El duque de Liancourt hizo que la Asamblea Constituyente votara la proposición de instaurar ese suplicio único al que el nombre del médico continúa vinculado. Guillotin afirmaba que con su máquina se podía hacer saltar la cabeza de un hombre en un abrir y cerrar de ojos y sin infligirle ningún sufrimiento. Y ensalazaba las ventajas de este sistema aduciendo unos argumentos que, a grandes rasgos, se puden resumir así:
—delitos iguales son castigados con una pena igual, sean cuales fueren el rango y la situación del culpable;
—el suplicio no varía jamás;
—como el crimen es personal, la familia del que padece el suplicio no es perseguida;
—nadie tiene derecho a reprochar a otro el suplicio sufrido por algún pariente;
—no se lleva a cabo confiscación de bienes;
—el cuerpo de la víctima podrá ser devuelto a la familia.
Cierto que la guillotina, en la que se debería haber pensado antes, señala un enorme progreso en comparación con la gama de suplicios aplicados con anterioridad. Sin embargo, por desgracia, se hizo un uso excesivo de ella durante la época del Terror. Desde que existe, esta curiosa máquina ha fascinado a los criminales. ¿Será la visión de la sangre lo que les atrae? ¿O quizá el brillo de la cuchilla?

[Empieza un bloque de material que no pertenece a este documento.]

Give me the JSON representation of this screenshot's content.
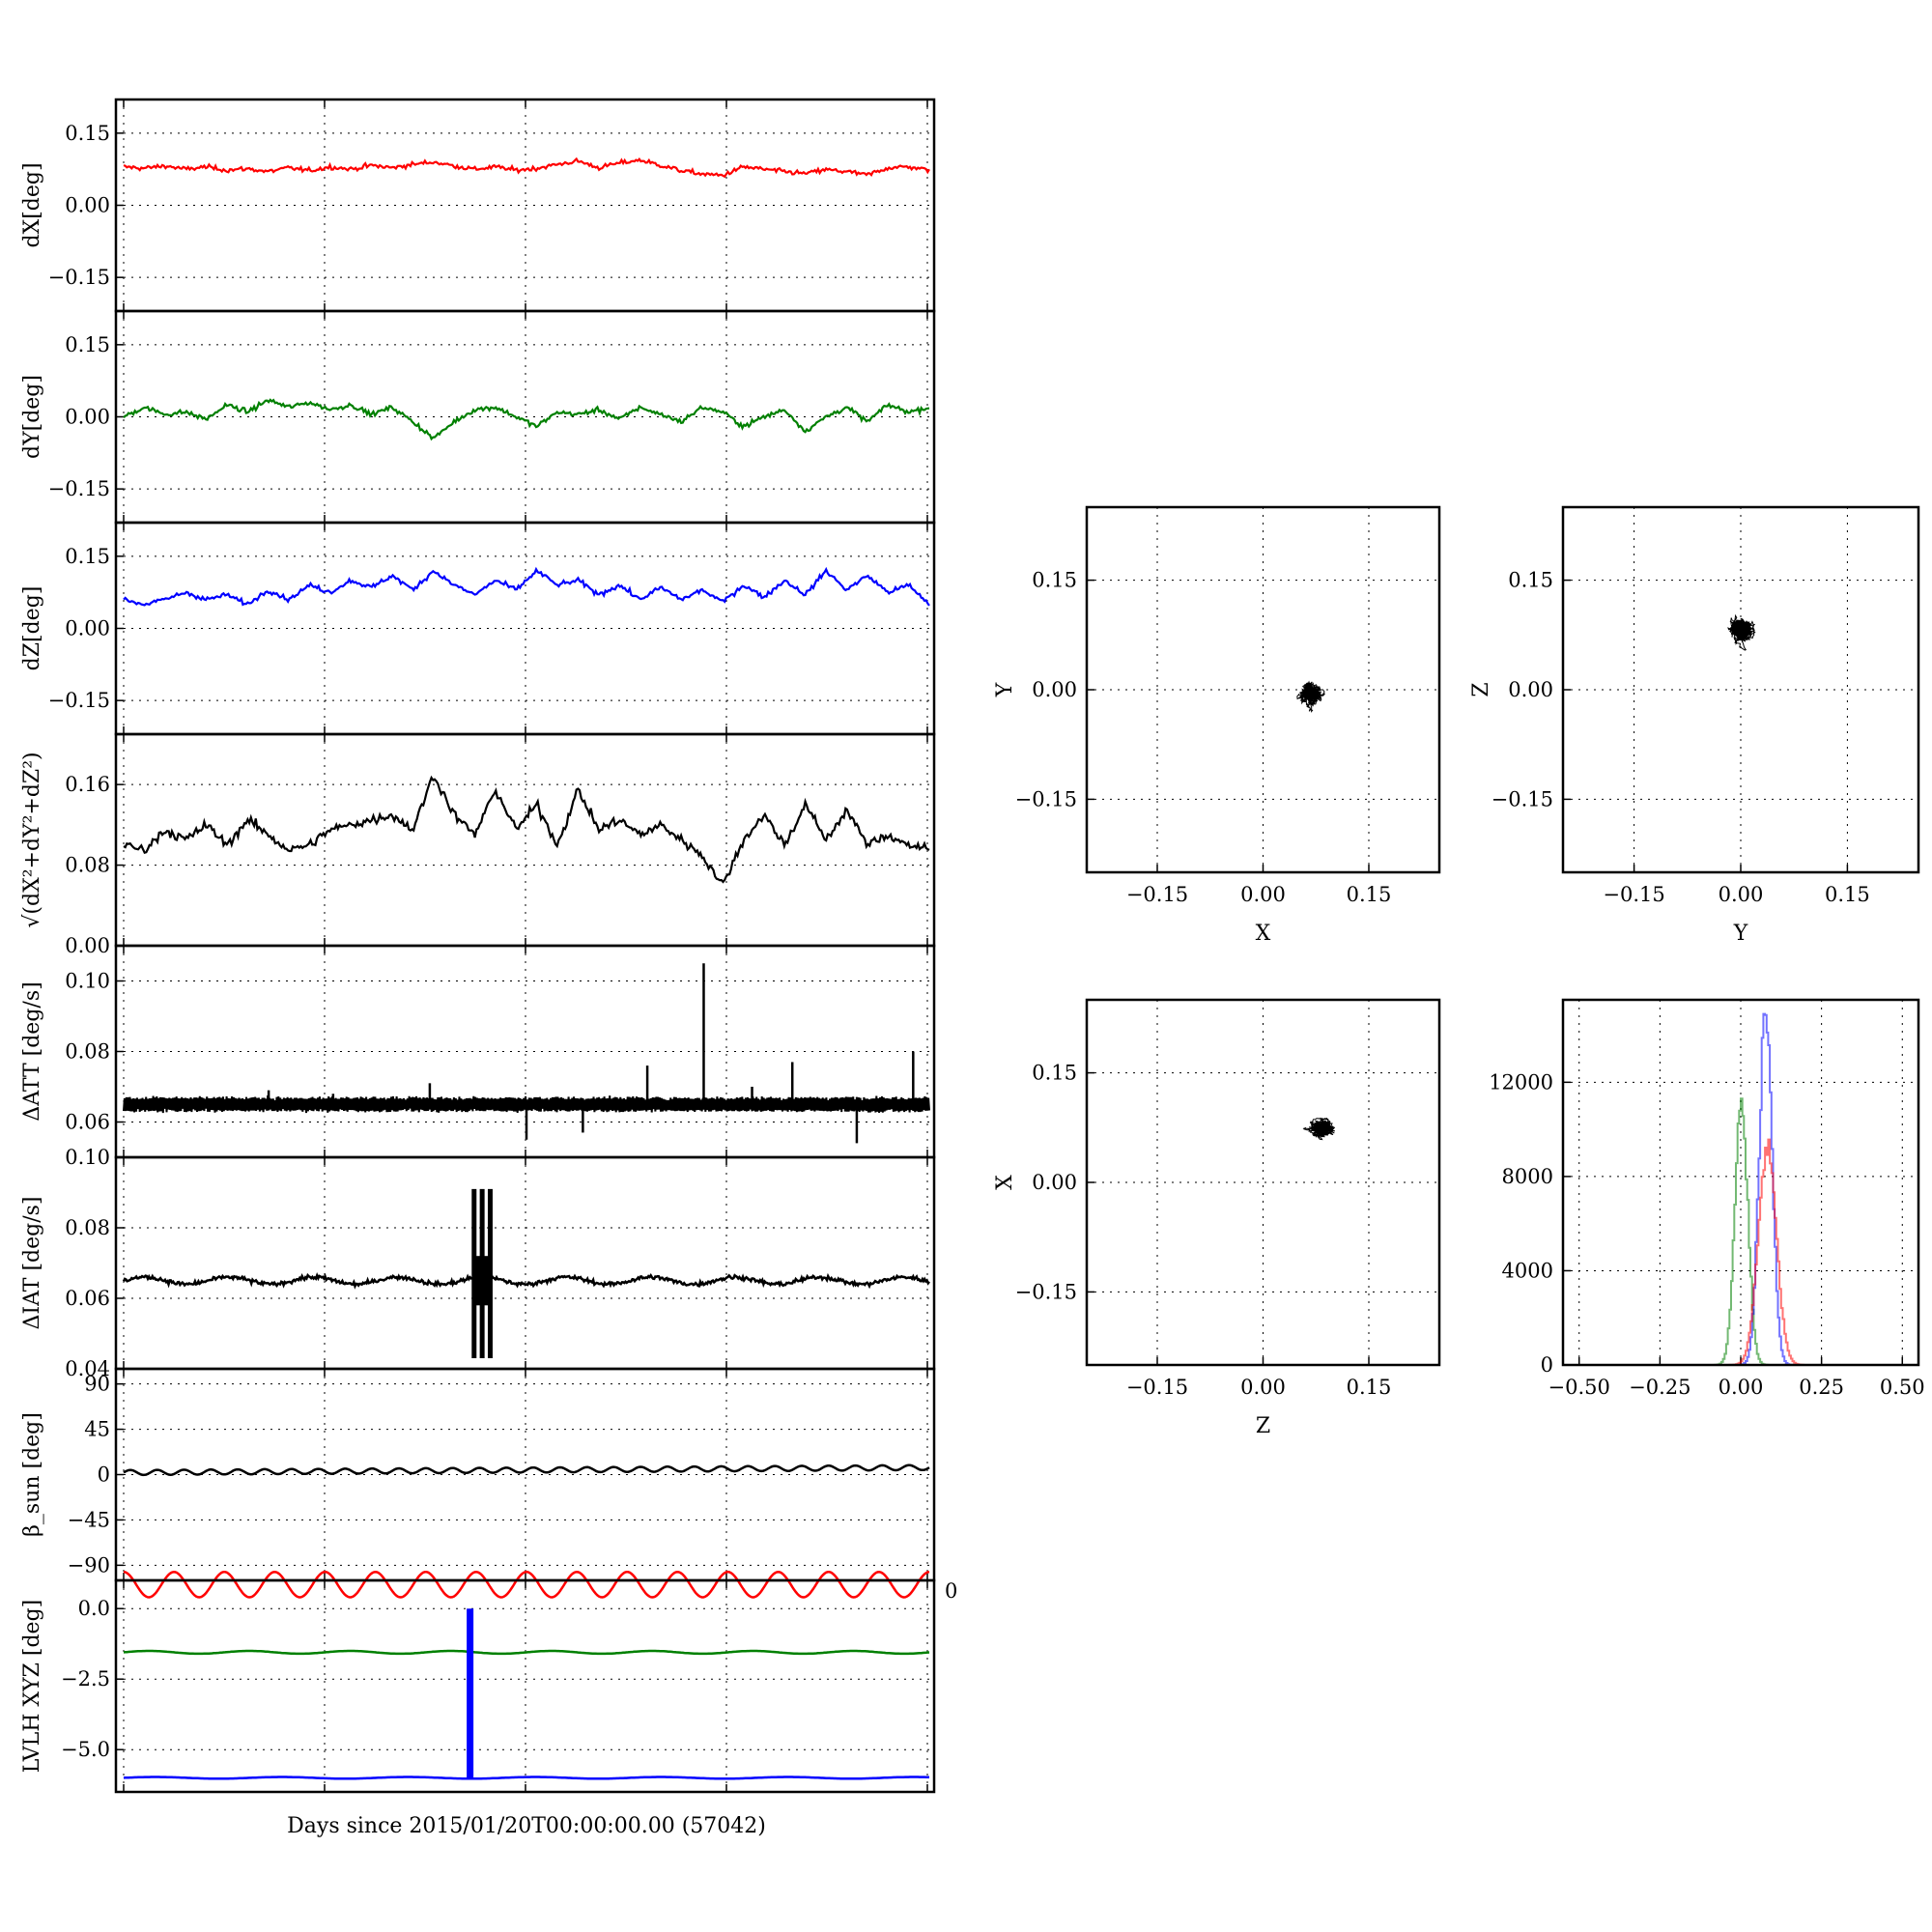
{
  "figure": {
    "xlabel": "Days since 2015/01/20T00:00:00.00 (57042)",
    "stray_tick_label": "0"
  },
  "chart_data": [
    {
      "type": "line",
      "id": "dx",
      "ylabel": "dX[deg]",
      "ylim": [
        -0.22,
        0.22
      ],
      "yticks": [
        -0.15,
        0.0,
        0.15
      ],
      "ytick_labels": [
        "−0.15",
        "0.00",
        "0.15"
      ],
      "grid": true,
      "series": [
        {
          "color": "#ff0000",
          "values": [
            0.08,
            0.077,
            0.082,
            0.075,
            0.08,
            0.073,
            0.076,
            0.07,
            0.078,
            0.072,
            0.08,
            0.075,
            0.083,
            0.078,
            0.085,
            0.09,
            0.082,
            0.075,
            0.08,
            0.073,
            0.077,
            0.085,
            0.092,
            0.078,
            0.088,
            0.094,
            0.083,
            0.072,
            0.065,
            0.062,
            0.08,
            0.075,
            0.07,
            0.066,
            0.074,
            0.07,
            0.063,
            0.078,
            0.08,
            0.073
          ]
        }
      ]
    },
    {
      "type": "line",
      "id": "dy",
      "ylabel": "dY[deg]",
      "ylim": [
        -0.22,
        0.22
      ],
      "yticks": [
        -0.15,
        0.0,
        0.15
      ],
      "ytick_labels": [
        "−0.15",
        "0.00",
        "0.15"
      ],
      "grid": true,
      "series": [
        {
          "color": "#008000",
          "values": [
            0.0,
            0.02,
            0.005,
            0.01,
            -0.005,
            0.025,
            0.01,
            0.035,
            0.02,
            0.03,
            0.015,
            0.025,
            0.005,
            0.02,
            -0.01,
            -0.045,
            -0.01,
            0.015,
            0.02,
            0.0,
            -0.02,
            0.01,
            0.005,
            0.015,
            -0.005,
            0.02,
            0.005,
            -0.01,
            0.02,
            0.01,
            -0.02,
            0.0,
            0.015,
            -0.03,
            0.0,
            0.02,
            -0.01,
            0.025,
            0.01,
            0.02
          ]
        }
      ]
    },
    {
      "type": "line",
      "id": "dz",
      "ylabel": "dZ[deg]",
      "ylim": [
        -0.22,
        0.22
      ],
      "yticks": [
        -0.15,
        0.0,
        0.15
      ],
      "ytick_labels": [
        "−0.15",
        "0.00",
        "0.15"
      ],
      "grid": true,
      "series": [
        {
          "color": "#0000ff",
          "values": [
            0.06,
            0.05,
            0.06,
            0.075,
            0.06,
            0.07,
            0.05,
            0.08,
            0.06,
            0.09,
            0.075,
            0.1,
            0.085,
            0.11,
            0.08,
            0.12,
            0.09,
            0.07,
            0.1,
            0.08,
            0.12,
            0.09,
            0.1,
            0.07,
            0.09,
            0.06,
            0.085,
            0.06,
            0.08,
            0.055,
            0.09,
            0.065,
            0.1,
            0.07,
            0.12,
            0.08,
            0.11,
            0.075,
            0.09,
            0.05
          ]
        }
      ]
    },
    {
      "type": "line",
      "id": "dr",
      "ylabel": "√(dX²+dY²+dZ²)",
      "ylim": [
        0.0,
        0.21
      ],
      "yticks": [
        0.0,
        0.08,
        0.16
      ],
      "ytick_labels": [
        "0.00",
        "0.08",
        "0.16"
      ],
      "grid": true,
      "series": [
        {
          "color": "#000000",
          "values": [
            0.1,
            0.095,
            0.115,
            0.105,
            0.12,
            0.1,
            0.125,
            0.11,
            0.095,
            0.1,
            0.115,
            0.12,
            0.125,
            0.13,
            0.115,
            0.17,
            0.13,
            0.11,
            0.155,
            0.115,
            0.14,
            0.1,
            0.155,
            0.115,
            0.125,
            0.11,
            0.12,
            0.105,
            0.09,
            0.06,
            0.105,
            0.13,
            0.1,
            0.14,
            0.105,
            0.135,
            0.1,
            0.11,
            0.1,
            0.095
          ]
        }
      ]
    },
    {
      "type": "line",
      "id": "datt",
      "ylabel": "ΔATT [deg/s]",
      "ylim": [
        0.05,
        0.11
      ],
      "yticks": [
        0.06,
        0.08,
        0.1
      ],
      "ytick_labels": [
        "0.06",
        "0.08",
        "0.10"
      ],
      "grid": true,
      "baseline": 0.065,
      "spikes": [
        [
          0.18,
          0.069
        ],
        [
          0.26,
          0.068
        ],
        [
          0.38,
          0.071
        ],
        [
          0.5,
          0.055
        ],
        [
          0.57,
          0.057
        ],
        [
          0.65,
          0.076
        ],
        [
          0.72,
          0.105
        ],
        [
          0.78,
          0.07
        ],
        [
          0.83,
          0.077
        ],
        [
          0.91,
          0.054
        ],
        [
          0.98,
          0.08
        ]
      ],
      "series": [
        {
          "color": "#000000",
          "values": [
            0.065
          ]
        }
      ]
    },
    {
      "type": "line",
      "id": "diat",
      "ylabel": "ΔIAT [deg/s]",
      "ylim": [
        0.04,
        0.1
      ],
      "yticks": [
        0.04,
        0.06,
        0.08,
        0.1
      ],
      "ytick_labels": [
        "0.04",
        "0.06",
        "0.08",
        "0.10"
      ],
      "grid": true,
      "baseline": 0.065,
      "burst": {
        "x_start": 0.435,
        "x_end": 0.455,
        "low": 0.043,
        "high": 0.091
      },
      "series": [
        {
          "color": "#000000",
          "values": [
            0.065
          ]
        }
      ]
    },
    {
      "type": "line",
      "id": "beta",
      "ylabel": "β_sun [deg]",
      "ylim": [
        -105,
        105
      ],
      "yticks": [
        -90,
        -45,
        0,
        45,
        90
      ],
      "ytick_labels": [
        "−90",
        "−45",
        "0",
        "45",
        "90"
      ],
      "grid": true,
      "series": [
        {
          "color": "#000000",
          "values": [
            2,
            7
          ]
        }
      ]
    },
    {
      "type": "line",
      "id": "lvlh",
      "ylabel": "LVLH XYZ [deg]",
      "ylim": [
        -6.5,
        1.0
      ],
      "yticks": [
        -5.0,
        -2.5,
        0.0
      ],
      "ytick_labels": [
        "−5.0",
        "−2.5",
        "0.0"
      ],
      "grid": true,
      "series": [
        {
          "color": "#ff0000",
          "values": [
            0.4,
            1.3
          ]
        },
        {
          "color": "#008000",
          "values": [
            -1.6,
            -1.5
          ]
        },
        {
          "color": "#0000ff",
          "values": [
            -6.0,
            -6.0
          ]
        }
      ],
      "spike": {
        "x": 0.43,
        "from": -6.0,
        "to": 0.0,
        "color": "#0000ff"
      }
    },
    {
      "type": "scatter",
      "id": "xy",
      "xlabel": "X",
      "ylabel": "Y",
      "xlim": [
        -0.25,
        0.25
      ],
      "ylim": [
        -0.25,
        0.25
      ],
      "ticks": [
        -0.15,
        0.0,
        0.15
      ],
      "tick_labels": [
        "−0.15",
        "0.00",
        "0.15"
      ],
      "center": [
        0.07,
        -0.005
      ],
      "spread": [
        0.016,
        0.018
      ],
      "grid": true
    },
    {
      "type": "scatter",
      "id": "yz",
      "xlabel": "Y",
      "ylabel": "Z",
      "xlim": [
        -0.25,
        0.25
      ],
      "ylim": [
        -0.25,
        0.25
      ],
      "ticks": [
        -0.15,
        0.0,
        0.15
      ],
      "tick_labels": [
        "−0.15",
        "0.00",
        "0.15"
      ],
      "center": [
        0.0,
        0.085
      ],
      "spread": [
        0.018,
        0.018
      ],
      "grid": true
    },
    {
      "type": "scatter",
      "id": "zx",
      "xlabel": "Z",
      "ylabel": "X",
      "xlim": [
        -0.25,
        0.25
      ],
      "ylim": [
        -0.25,
        0.25
      ],
      "ticks": [
        -0.15,
        0.0,
        0.15
      ],
      "tick_labels": [
        "−0.15",
        "0.00",
        "0.15"
      ],
      "center": [
        0.085,
        0.075
      ],
      "spread": [
        0.02,
        0.012
      ],
      "grid": true
    },
    {
      "type": "bar",
      "id": "hist",
      "xlim": [
        -0.55,
        0.55
      ],
      "ylim": [
        0,
        15500
      ],
      "xticks": [
        -0.5,
        -0.25,
        0.0,
        0.25,
        0.5
      ],
      "xtick_labels": [
        "−0.50",
        "−0.25",
        "0.00",
        "0.25",
        "0.50"
      ],
      "yticks": [
        0,
        4000,
        8000,
        12000
      ],
      "ytick_labels": [
        "0",
        "4000",
        "8000",
        "12000"
      ],
      "grid": true,
      "series": [
        {
          "color": "#008000",
          "center": 0.0,
          "peak": 11000,
          "width": 0.02
        },
        {
          "color": "#0000ff",
          "center": 0.075,
          "peak": 15200,
          "width": 0.02
        },
        {
          "color": "#ff0000",
          "center": 0.08,
          "peak": 9200,
          "width": 0.028
        }
      ]
    }
  ]
}
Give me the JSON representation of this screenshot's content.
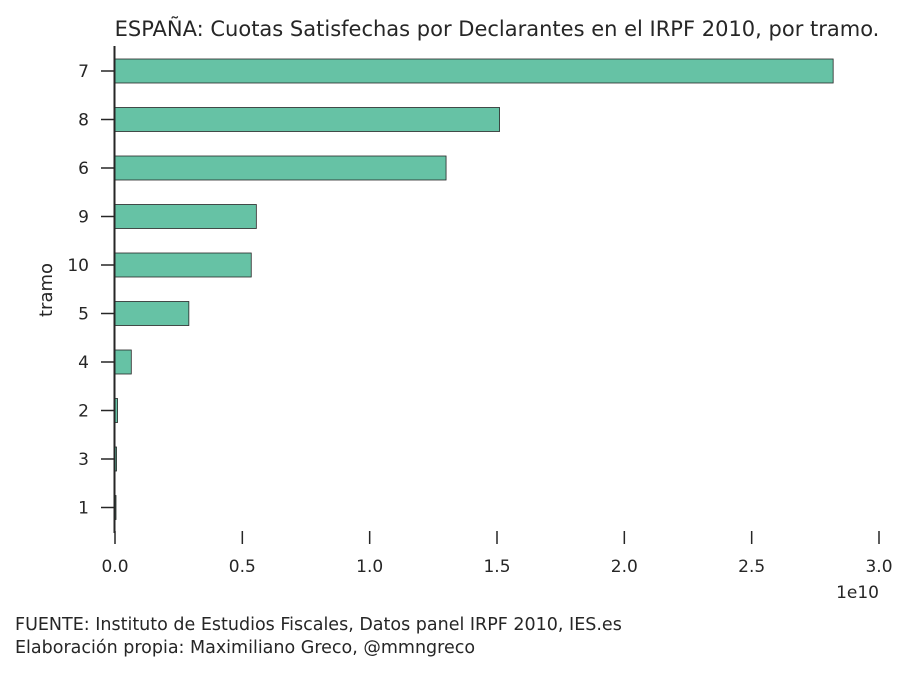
{
  "chart_data": {
    "type": "bar",
    "orientation": "horizontal",
    "title": "ESPAÑA: Cuotas Satisfechas por Declarantes en el IRPF 2010, por tramo.",
    "ylabel": "tramo",
    "xlabel": "",
    "x_scale_label": "1e10",
    "xlim": [
      0,
      3.0
    ],
    "x_ticks": [
      "0.0",
      "0.5",
      "1.0",
      "1.5",
      "2.0",
      "2.5",
      "3.0"
    ],
    "categories": [
      "7",
      "8",
      "6",
      "9",
      "10",
      "5",
      "4",
      "2",
      "3",
      "1"
    ],
    "values": [
      28200000000,
      15100000000,
      13000000000,
      5550000000,
      5350000000,
      2900000000,
      640000000,
      100000000,
      60000000,
      20000000
    ],
    "bar_color": "#66c2a5",
    "grid": false
  },
  "footer": {
    "source": "FUENTE: Instituto de Estudios Fiscales, Datos panel IRPF 2010, IES.es",
    "credit": "Elaboración propia: Maximiliano Greco, @mmngreco"
  }
}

Lo cierto es que numerosos émulos de Lacenaire, sobre el que la cuchilla se abatió a indecisas sacudidas, han deseado dormir con la Viuda:

Te saludo, mi bella prometida,
a ti, que muy pronto debes estrecharme entre
[tus brazos! ¡A ti dedico mi último pensamiento,
pues contigo estuve desde la cuna!
¡Yo te saludo, oh, guillotina, expiación

último artículo de la ley,
que sustrae el hombre al hombre y lo
[devuelve, limpio de crimen, al seno de la nada, mi esperanza y mi fe!